URL Encoder / Decoder

Percent-encode strings so they're safe inside URLs — or turn %20-riddled strings back into readable text.

Why URLs need encoding

URLs only allow a limited set of characters. Everything else — spaces, &, ?, #, non-ASCII text — must be percent-encoded: the character's UTF-8 bytes written as %XX hex pairs. A space becomes %20, & becomes %26, and নমস্কার becomes a run of %E0%A6… bytes. Skip the encoding and your query parameter silently truncates at the first & — one of the classic works-until-it-doesn't bugs.

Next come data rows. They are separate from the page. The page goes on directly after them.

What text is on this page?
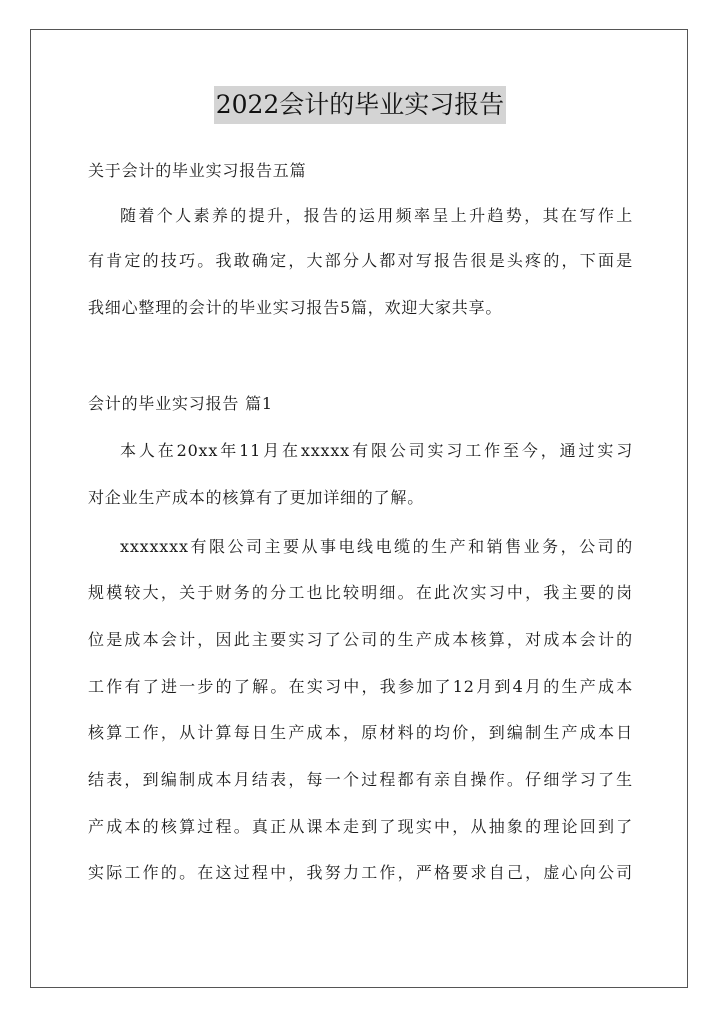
2022会计的毕业实习报告
关于会计的毕业实习报告五篇
随着个人素养的提升，报告的运用频率呈上升趋势，其在写作上
有肯定的技巧。我敢确定，大部分人都对写报告很是头疼的，下面是
我细心整理的会计的毕业实习报告5篇，欢迎大家共享。
会计的毕业实习报告 篇1
本人在20xx年11月在xxxxx有限公司实习工作至今，通过实习
对企业生产成本的核算有了更加详细的了解。
xxxxxxx有限公司主要从事电线电缆的生产和销售业务，公司的
规模较大，关于财务的分工也比较明细。在此次实习中，我主要的岗
位是成本会计，因此主要实习了公司的生产成本核算，对成本会计的
工作有了进一步的了解。在实习中，我参加了12月到4月的生产成本
核算工作，从计算每日生产成本，原材料的均价，到编制生产成本日
结表，到编制成本月结表，每一个过程都有亲自操作。仔细学习了生
产成本的核算过程。真正从课本走到了现实中，从抽象的理论回到了
实际工作的。在这过程中，我努力工作，严格要求自己，虚心向公司
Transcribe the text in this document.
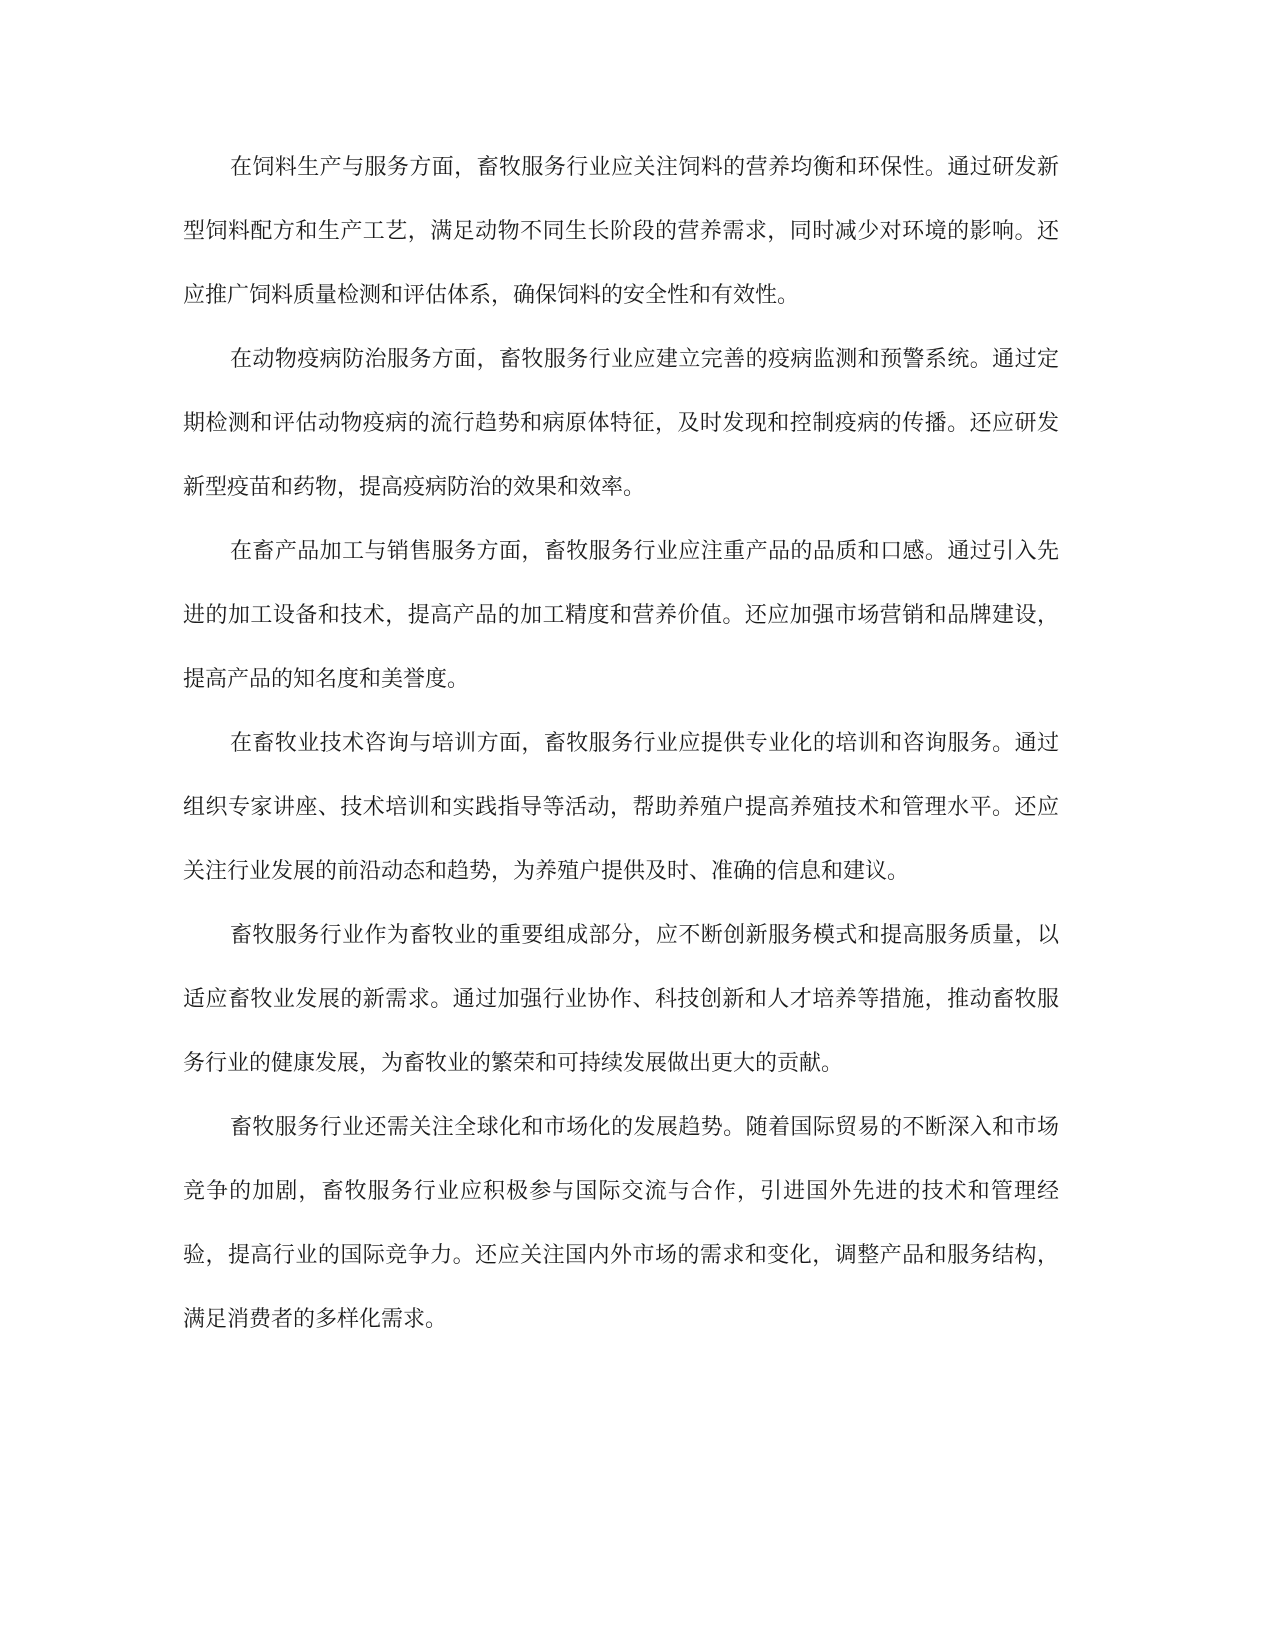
在饲料生产与服务方面，畜牧服务行业应关注饲料的营养均衡和环保性。通过研发新型饲料配方和生产工艺，满足动物不同生长阶段的营养需求，同时减少对环境的影响。还应推广饲料质量检测和评估体系，确保饲料的安全性和有效性。

在动物疫病防治服务方面，畜牧服务行业应建立完善的疫病监测和预警系统。通过定期检测和评估动物疫病的流行趋势和病原体特征，及时发现和控制疫病的传播。还应研发新型疫苗和药物，提高疫病防治的效果和效率。

在畜产品加工与销售服务方面，畜牧服务行业应注重产品的品质和口感。通过引入先进的加工设备和技术，提高产品的加工精度和营养价值。还应加强市场营销和品牌建设，提高产品的知名度和美誉度。

在畜牧业技术咨询与培训方面，畜牧服务行业应提供专业化的培训和咨询服务。通过组织专家讲座、技术培训和实践指导等活动，帮助养殖户提高养殖技术和管理水平。还应关注行业发展的前沿动态和趋势，为养殖户提供及时、准确的信息和建议。

畜牧服务行业作为畜牧业的重要组成部分，应不断创新服务模式和提高服务质量，以适应畜牧业发展的新需求。通过加强行业协作、科技创新和人才培养等措施，推动畜牧服务行业的健康发展，为畜牧业的繁荣和可持续发展做出更大的贡献。

畜牧服务行业还需关注全球化和市场化的发展趋势。随着国际贸易的不断深入和市场竞争的加剧，畜牧服务行业应积极参与国际交流与合作，引进国外先进的技术和管理经验，提高行业的国际竞争力。还应关注国内外市场的需求和变化，调整产品和服务结构，满足消费者的多样化需求。
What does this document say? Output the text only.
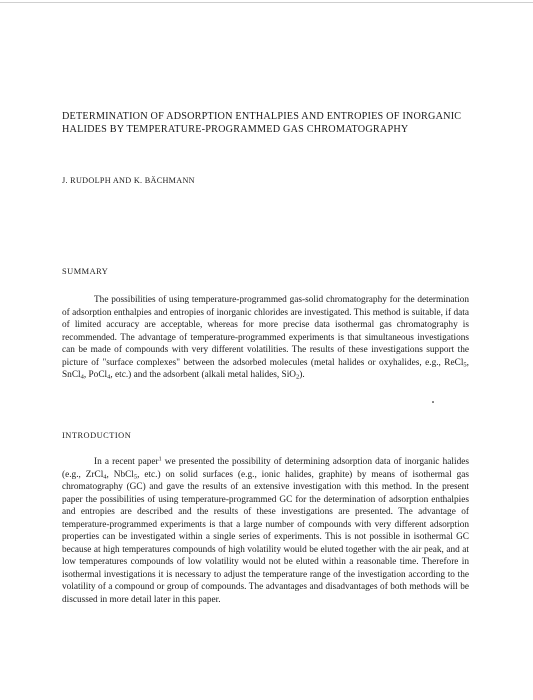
DETERMINATION OF ADSORPTION ENTHALPIES AND ENTROPIES OF INORGANIC HALIDES BY TEMPERATURE-PROGRAMMED GAS CHROMATOGRAPHY
J. RUDOLPH AND K. BÄCHMANN
SUMMARY

The possibilities of using temperature-programmed gas-solid chromatography for the determination of adsorption enthalpies and entropies of inorganic chlorides are investigated. This method is suitable, if data of limited accuracy are acceptable, whereas for more precise data isothermal gas chromatography is recommended. The advantage of temperature-programmed experiments is that simultaneous investigations can be made of compounds with very different volatilities. The results of these investigations support the picture of "surface complexes" between the adsorbed molecules (metal halides or oxyhalides, e.g., ReCl$_5$, SnCl$_4$, PoCl$_4$, etc.) and the adsorbent (alkali metal halides, SiO$_2$).

INTRODUCTION

In a recent paper$^1$ we presented the possibility of determining adsorption data of inorganic halides (e.g., ZrCl$_4$, NbCl$_5$, etc.) on solid surfaces (e.g., ionic halides, graphite) by means of isothermal gas chromatography (GC) and gave the results of an extensive investigation with this method. In the present paper the possibilities of using temperature-programmed GC for the determination of adsorption enthalpies and entropies are described and the results of these investigations are presented. The advantage of temperature-programmed experiments is that a large number of compounds with very different adsorption properties can be investigated within a single series of experiments. This is not possible in isothermal GC because at high temperatures compounds of high volatility would be eluted together with the air peak, and at low temperatures compounds of low volatility would not be eluted within a reasonable time. Therefore in isothermal investigations it is necessary to adjust the temperature range of the investigation according to the volatility of a compound or group of compounds. The advantages and disadvantages of both methods will be discussed in more detail later in this paper.
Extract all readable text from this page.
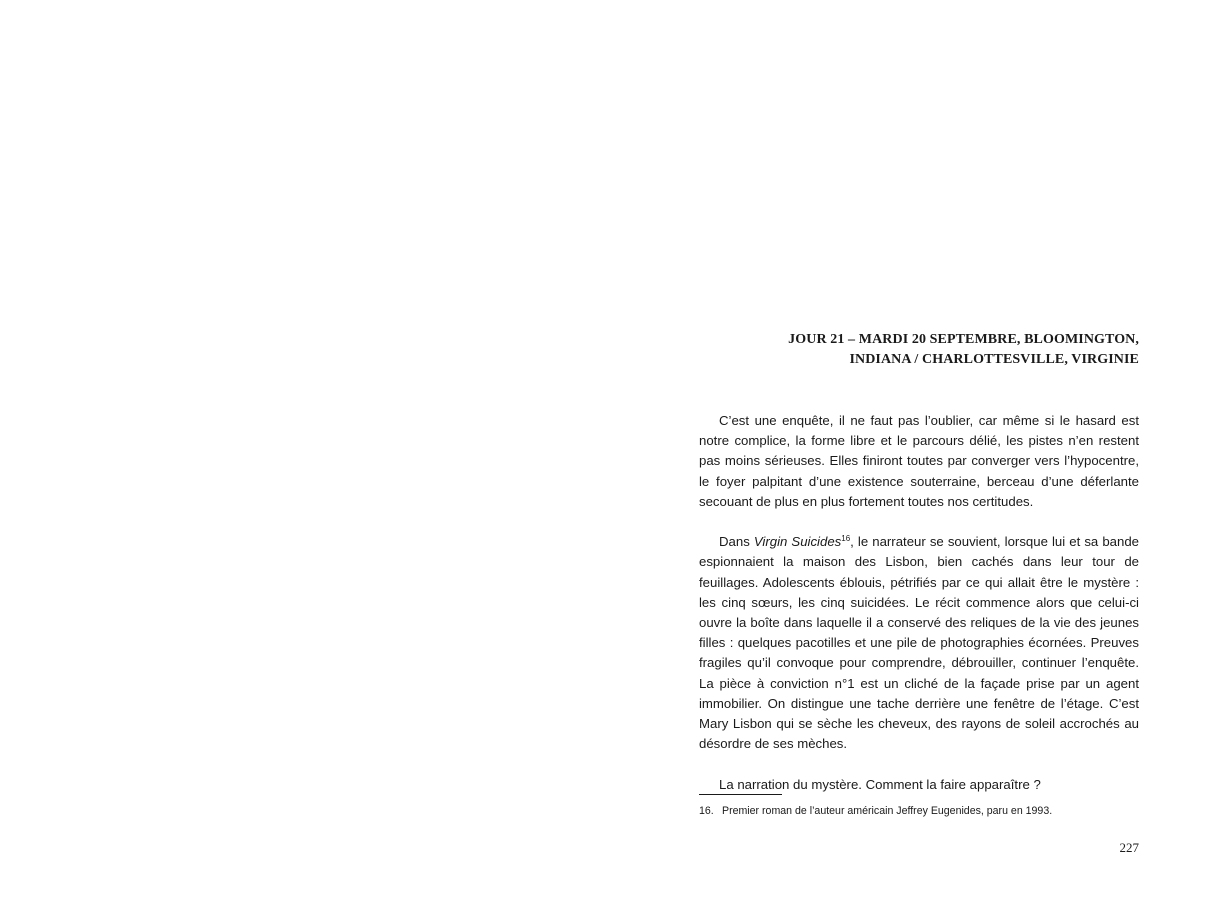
JOUR 21 – MARDI 20 SEPTEMBRE, BLOOMINGTON,
INDIANA / CHARLOTTESVILLE, VIRGINIE

C’est une enquête, il ne faut pas l’oublier, car même si le hasard est notre complice, la forme libre et le parcours délié, les pistes n’en restent pas moins sérieuses. Elles finiront toutes par converger vers l’hypocentre, le foyer palpitant d’une existence souterraine, berceau d’une déferlante secouant de plus en plus fortement toutes nos certitudes.

Dans Virgin Suicides$^{16}$, le narrateur se souvient, lorsque lui et sa bande espionnaient la maison des Lisbon, bien cachés dans leur tour de feuillages. Adolescents éblouis, pétrifiés par ce qui allait être le mystère : les cinq sœurs, les cinq suicidées. Le récit commence alors que celui-ci ouvre la boîte dans laquelle il a conservé des reliques de la vie des jeunes filles : quelques pacotilles et une pile de photographies écornées. Preuves fragiles qu’il convoque pour comprendre, débrouiller, continuer l’enquête. La pièce à conviction n°1 est un cliché de la façade prise par un agent immobilier. On distingue une tache derrière une fenêtre de l’étage. C’est Mary Lisbon qui se sèche les cheveux, des rayons de soleil accrochés au désordre de ses mèches.

La narration du mystère. Comment la faire apparaître ?

16. Premier roman de l’auteur américain Jeffrey Eugenides, paru en 1993.
227
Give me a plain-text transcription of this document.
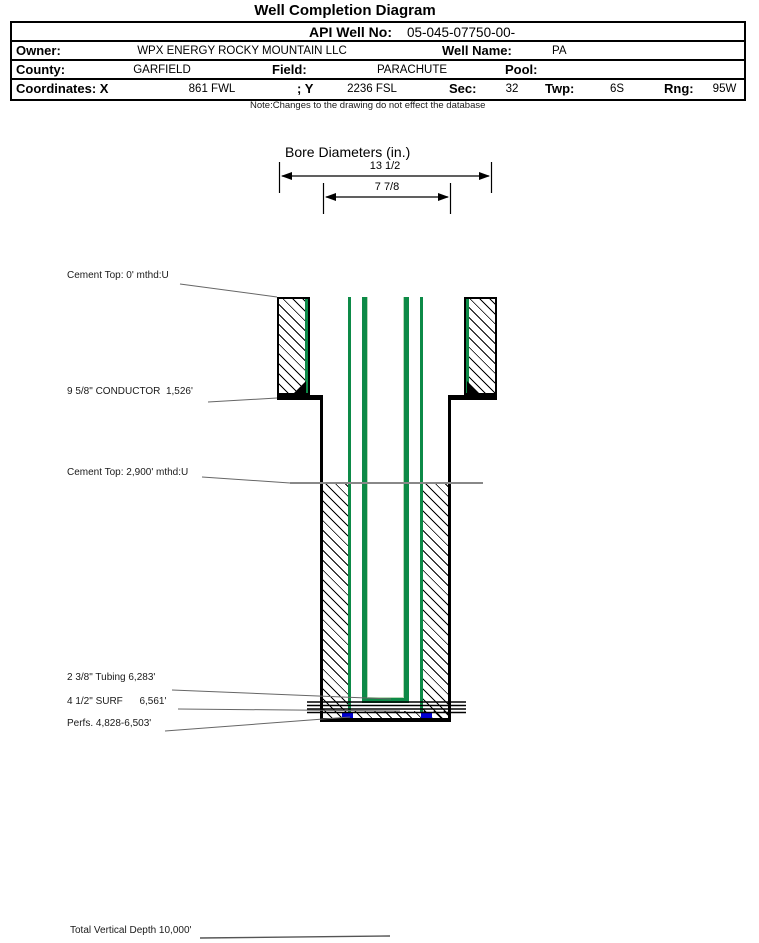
Well Completion Diagram
API Well No: 05-045-07750-00-
Owner:	WPX ENERGY ROCKY MOUNTAIN LLC	Well Name:	PA
County:	GARFIELD	Field:	PARACHUTE	Pool:
Coordinates: X	861 FWL	; Y	2236 FSL	Sec:	32	Twp:	6S	Rng:	95W
Note:Changes to the drawing do not effect the database
Bore Diameters (in.)
13 1/2
7 7/8
Cement Top: 0' mthd:U
9 5/8" CONDUCTOR  1,526'
Cement Top: 2,900' mthd:U
2 3/8" Tubing 6,283'
4 1/2" SURF      6,561'
Perfs. 4,828-6,503'
Total Vertical Depth 10,000'
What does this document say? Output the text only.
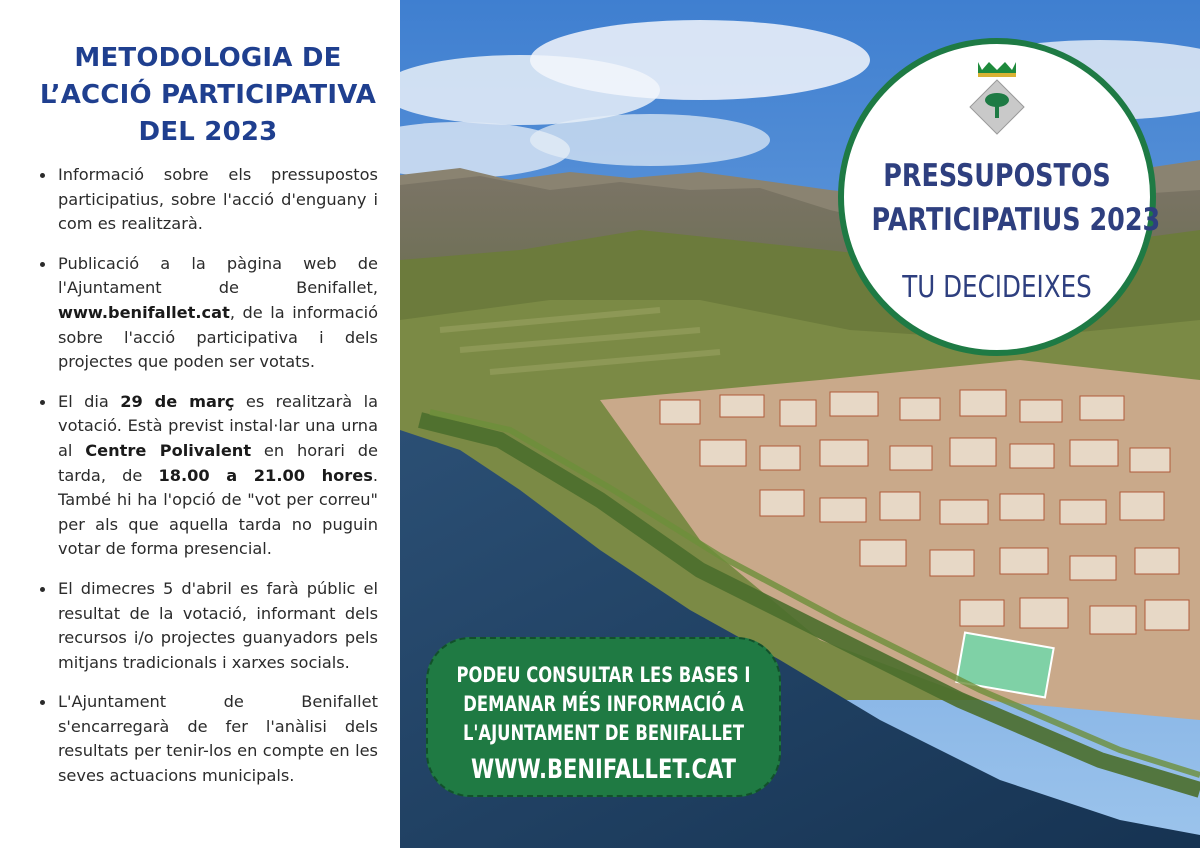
METODOLOGIA DE
L’ACCIÓ PARTICIPATIVA
DEL 2023
Informació sobre els pressupostos participatius, sobre l'acció d'enguany i com es realitzarà.
Publicació a la pàgina web de l'Ajuntament de Benifallet, www.benifallet.cat, de la informació sobre l'acció participativa i dels projectes que poden ser votats.
El dia 29 de març es realitzarà la votació. Està previst instal·lar una urna al Centre Polivalent en horari de tarda, de 18.00 a 21.00 hores. També hi ha l'opció de "vot per correu" per als que aquella tarda no puguin votar de forma presencial.
El dimecres 5 d'abril es farà públic el resultat de la votació, informant dels recursos i/o projectes guanyadors pels mitjans tradicionals i xarxes socials.
L'Ajuntament de Benifallet s'encarregarà de fer l'anàlisi dels resultats per tenir-los en compte en les seves actuacions municipals.
PRESSUPOSTOS
PARTICIPATIUS 2023
TU DECIDEIXES
PODEU CONSULTAR LES BASES I
DEMANAR MÉS INFORMACIÓ A
L'AJUNTAMENT DE BENIFALLET
WWW.BENIFALLET.CAT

Component mode vs full-URL mode

The two modes mirror JavaScript's two functions. Component mode (encodeURIComponent) escapes every reserved character — use it for a value you're placing inside a query string. Full-URL mode (encodeURI) leaves URL structure like :/?#&= intact — use it when encoding an entire URL without breaking it. Encoding a full URL with component mode (or vice versa) is the most common URL-encoding mistake; this tool makes the difference explicit.

FAQ

What's the difference between %20 and + for spaces?

Both mean "space", but + is only valid in the query-string part of a URL (a convention from HTML form encoding, application/x-www-form-urlencoded). %20 works everywhere. The decoder here accepts both.

Why does my decoded string throw a "malformed URI" error?

A % in percent-encoded text must be followed by exactly two hex digits. A stray % (say, from "100% free" pasted as-is) breaks decoding — that text was never actually encoded, so there's nothing to decode.

Is my data uploaded anywhere?

No — encoding and decoding run entirely in your browser using the standard JavaScript functions. Nothing is transmitted or logged.